I'd about spent my hour and was turning back to the house half a mile below when Jenny herself came along, well knowing where I was; and so I wasted no words, but prepared to strike while the thought of her set uppermost in my mind. She spoke first, however, and much surprised me. 'Twas her way of breaking into the matter did so, and she well knew that what she had to tell would let the cat out of the bag.

"William," she said, "I couldn't bear for you to hear the thing what's happened except from me, and I want for you to be merciful to all concerned."

She was excited and her hair waving in the autumn wind so brown as the falling leaves. Her eyes were wild also, and her mouth down-drawn, and a good bit of misery looked out of her face.

"I'm known for a merciful man where mercy may be called for, my lovely dear," I said to her. "Us'll walk up and down my path once more since you've come. I've long known there was a lot on your mind and went so far as to ask your father what it might be; but he only said 'twas your conscience up against you leaving him."

"'Tis my conscience all right," she answered, "but not like that—a long sight more crueller than that. Tom Bond has gone to see father this afternoon and—oh, William, I wish I was dead!"

I kept my nerve, for that was the only hope in her present frame of mind.

"'Tis a very ill-convenient thing for my future wife to wish she was dead," I told her; "and why for has Tom gone to see your father? Mr. Owlet ain't the sort of man to find a gay young spark like Tom much to his taste."

"You must listen," she said, "and God forgive me for saying what I'm going to say, but I can't live a lie no more, William, and Tom can't live a lie no more. He loves me and I love him. I thought I loved you, and do love you most sure and true and never better than now; but I don't love you like I love him."

Then she poured it all out—how they'd found their real selves in each other and so on—and I couldn't make up my mind on the instant whether she spoke true, or whether she only thought she did. Being a proud sort of man, I very well knew that there'd be no great fuss and splutter on my side in any case, nor yet no silly attempts to keep her if her heart was gone; but she appeared so excited and so properly frantic and so torn in half between what she felt for Tom Bond and what she felt for me, that I perceived how I must go steady and larn a lot more about the facts before I stood down. There was my self-respect, of course, but there was also my deep affection for the girl. What did amaze me was that I'd never seen the thing unfolding under my eyes, and that none of the staff had called my attention to it. But none had—man or woman—and when, afterwards, I asked one or two of the elder ones if they'd marked any improprieties I ought to know about, all said they had not. So that was another feather in Tom Bond's cap in a manner of speaking, for he'd made amazing sure of his ground and got himself safe planted in Jenny's affections without giving one sign, even to my eyes, that he was up to any wickedness.

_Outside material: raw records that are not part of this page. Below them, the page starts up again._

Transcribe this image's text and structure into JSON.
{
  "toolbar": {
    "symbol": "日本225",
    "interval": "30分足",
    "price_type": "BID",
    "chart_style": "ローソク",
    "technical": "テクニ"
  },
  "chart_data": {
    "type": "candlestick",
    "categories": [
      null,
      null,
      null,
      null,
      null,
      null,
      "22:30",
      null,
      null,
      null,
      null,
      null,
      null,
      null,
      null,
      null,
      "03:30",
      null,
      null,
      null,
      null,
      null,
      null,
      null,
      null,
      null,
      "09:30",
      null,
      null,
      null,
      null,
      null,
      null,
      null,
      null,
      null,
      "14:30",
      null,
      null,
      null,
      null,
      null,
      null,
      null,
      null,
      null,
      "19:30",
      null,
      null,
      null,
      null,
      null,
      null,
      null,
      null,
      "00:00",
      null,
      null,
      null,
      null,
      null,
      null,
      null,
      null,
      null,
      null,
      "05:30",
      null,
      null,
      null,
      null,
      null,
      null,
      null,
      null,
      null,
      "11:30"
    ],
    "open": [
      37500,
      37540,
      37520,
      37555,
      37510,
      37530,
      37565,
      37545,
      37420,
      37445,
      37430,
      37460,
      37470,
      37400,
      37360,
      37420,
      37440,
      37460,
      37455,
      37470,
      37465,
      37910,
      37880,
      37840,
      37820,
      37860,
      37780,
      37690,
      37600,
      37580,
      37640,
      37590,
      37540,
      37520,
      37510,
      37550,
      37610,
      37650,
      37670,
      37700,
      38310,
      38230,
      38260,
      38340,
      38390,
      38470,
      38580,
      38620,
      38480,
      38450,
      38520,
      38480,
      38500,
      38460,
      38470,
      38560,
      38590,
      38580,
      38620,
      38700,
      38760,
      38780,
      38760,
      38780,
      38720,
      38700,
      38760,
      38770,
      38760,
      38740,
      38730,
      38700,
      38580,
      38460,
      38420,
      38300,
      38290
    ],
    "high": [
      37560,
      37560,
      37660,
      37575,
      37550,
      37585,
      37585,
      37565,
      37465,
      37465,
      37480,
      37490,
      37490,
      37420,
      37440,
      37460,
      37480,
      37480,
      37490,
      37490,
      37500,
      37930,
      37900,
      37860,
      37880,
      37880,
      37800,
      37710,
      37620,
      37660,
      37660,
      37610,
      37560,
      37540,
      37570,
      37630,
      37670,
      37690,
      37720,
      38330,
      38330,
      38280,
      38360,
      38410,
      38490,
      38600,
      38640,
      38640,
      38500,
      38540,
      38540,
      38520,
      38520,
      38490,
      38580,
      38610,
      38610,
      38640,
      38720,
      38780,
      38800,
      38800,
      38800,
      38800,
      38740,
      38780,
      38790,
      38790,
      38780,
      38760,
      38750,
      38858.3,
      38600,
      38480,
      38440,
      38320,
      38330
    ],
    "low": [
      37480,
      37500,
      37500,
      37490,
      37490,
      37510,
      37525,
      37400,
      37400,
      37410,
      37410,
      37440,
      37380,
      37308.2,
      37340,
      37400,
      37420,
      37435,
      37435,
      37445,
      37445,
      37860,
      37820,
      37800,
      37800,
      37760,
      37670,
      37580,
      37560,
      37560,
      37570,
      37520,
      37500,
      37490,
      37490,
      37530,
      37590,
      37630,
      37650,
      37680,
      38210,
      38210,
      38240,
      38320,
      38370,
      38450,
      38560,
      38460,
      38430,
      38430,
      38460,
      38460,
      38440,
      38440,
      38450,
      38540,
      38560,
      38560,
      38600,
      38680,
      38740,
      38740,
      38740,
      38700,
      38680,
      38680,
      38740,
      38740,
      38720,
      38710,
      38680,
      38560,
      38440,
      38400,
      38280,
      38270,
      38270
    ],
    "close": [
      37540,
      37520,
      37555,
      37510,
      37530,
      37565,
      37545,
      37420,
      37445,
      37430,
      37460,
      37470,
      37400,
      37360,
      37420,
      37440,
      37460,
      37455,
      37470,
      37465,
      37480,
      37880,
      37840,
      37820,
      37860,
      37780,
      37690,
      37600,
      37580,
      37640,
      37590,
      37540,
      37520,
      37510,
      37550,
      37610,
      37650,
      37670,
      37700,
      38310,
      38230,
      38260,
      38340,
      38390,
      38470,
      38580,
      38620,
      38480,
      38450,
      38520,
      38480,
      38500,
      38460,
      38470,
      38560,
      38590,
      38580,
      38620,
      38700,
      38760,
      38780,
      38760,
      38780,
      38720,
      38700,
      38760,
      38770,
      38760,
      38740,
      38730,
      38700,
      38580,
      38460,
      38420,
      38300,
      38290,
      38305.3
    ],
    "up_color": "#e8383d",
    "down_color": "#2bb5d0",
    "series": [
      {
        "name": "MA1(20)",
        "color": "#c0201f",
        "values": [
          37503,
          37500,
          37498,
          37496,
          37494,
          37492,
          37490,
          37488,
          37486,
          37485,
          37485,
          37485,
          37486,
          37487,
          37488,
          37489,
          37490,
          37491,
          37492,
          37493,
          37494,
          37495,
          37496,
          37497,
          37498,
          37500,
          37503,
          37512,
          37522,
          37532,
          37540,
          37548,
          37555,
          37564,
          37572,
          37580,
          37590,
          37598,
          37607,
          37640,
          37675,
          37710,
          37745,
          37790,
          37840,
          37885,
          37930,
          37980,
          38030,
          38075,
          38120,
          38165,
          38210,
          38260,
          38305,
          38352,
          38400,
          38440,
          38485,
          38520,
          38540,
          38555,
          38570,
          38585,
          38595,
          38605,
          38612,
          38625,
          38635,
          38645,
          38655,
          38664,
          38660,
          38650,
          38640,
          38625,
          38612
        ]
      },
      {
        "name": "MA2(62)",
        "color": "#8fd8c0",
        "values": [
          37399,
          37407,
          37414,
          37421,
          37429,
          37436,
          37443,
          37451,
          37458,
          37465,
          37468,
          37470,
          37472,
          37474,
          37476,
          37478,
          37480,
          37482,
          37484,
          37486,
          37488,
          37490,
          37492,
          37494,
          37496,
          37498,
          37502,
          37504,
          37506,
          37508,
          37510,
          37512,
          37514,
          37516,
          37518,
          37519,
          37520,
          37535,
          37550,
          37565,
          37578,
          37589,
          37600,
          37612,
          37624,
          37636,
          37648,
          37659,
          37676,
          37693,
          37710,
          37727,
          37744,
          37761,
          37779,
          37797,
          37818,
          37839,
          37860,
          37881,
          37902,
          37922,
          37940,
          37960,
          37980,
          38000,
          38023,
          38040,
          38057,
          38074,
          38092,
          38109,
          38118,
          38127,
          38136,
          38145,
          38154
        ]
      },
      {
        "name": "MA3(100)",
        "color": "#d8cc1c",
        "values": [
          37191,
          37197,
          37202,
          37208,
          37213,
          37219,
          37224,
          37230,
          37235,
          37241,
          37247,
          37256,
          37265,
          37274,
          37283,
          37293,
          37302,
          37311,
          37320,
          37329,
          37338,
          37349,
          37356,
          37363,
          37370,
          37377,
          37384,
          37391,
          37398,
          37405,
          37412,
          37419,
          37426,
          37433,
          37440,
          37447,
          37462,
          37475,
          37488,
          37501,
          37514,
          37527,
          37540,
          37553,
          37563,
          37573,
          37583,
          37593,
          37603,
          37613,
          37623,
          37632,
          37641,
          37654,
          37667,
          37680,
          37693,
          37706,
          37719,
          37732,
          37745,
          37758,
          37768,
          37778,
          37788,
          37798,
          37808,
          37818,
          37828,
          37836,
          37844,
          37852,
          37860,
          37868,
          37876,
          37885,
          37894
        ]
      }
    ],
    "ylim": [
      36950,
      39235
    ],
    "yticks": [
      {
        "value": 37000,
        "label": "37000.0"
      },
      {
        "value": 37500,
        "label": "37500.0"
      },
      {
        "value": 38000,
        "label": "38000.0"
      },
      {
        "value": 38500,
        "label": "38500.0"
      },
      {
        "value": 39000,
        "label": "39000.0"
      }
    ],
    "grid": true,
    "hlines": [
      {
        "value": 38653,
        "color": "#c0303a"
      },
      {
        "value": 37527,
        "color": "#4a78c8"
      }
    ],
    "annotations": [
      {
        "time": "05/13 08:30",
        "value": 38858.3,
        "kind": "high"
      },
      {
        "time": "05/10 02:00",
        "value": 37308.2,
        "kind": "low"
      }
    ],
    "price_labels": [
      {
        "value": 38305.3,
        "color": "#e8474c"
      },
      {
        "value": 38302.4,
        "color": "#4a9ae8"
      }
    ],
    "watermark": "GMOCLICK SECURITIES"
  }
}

I knew he was clever, but shouldn't have thought anybody could be so clever as that with the woman of my choice. And I knew, only too well, that Jenny must have been amazing clever also. I calmed her down and showed no spark of anger and didn't say a hard word against Bond; but that night, after dinner, I bade him come in my pantry and tell me what he'd been doing. Because a lot turned in my mind on the way he was going to state the case, and I weren't in no yielding mood to him. Words flowed from the man, like feathers off a goose, and under his regrets and shame, and all the rest of it, was a sort of a hidden note of triumph, which I didn't like at all, because it showed he was contemptuous of me at heart and knew he'd got the whip-hand.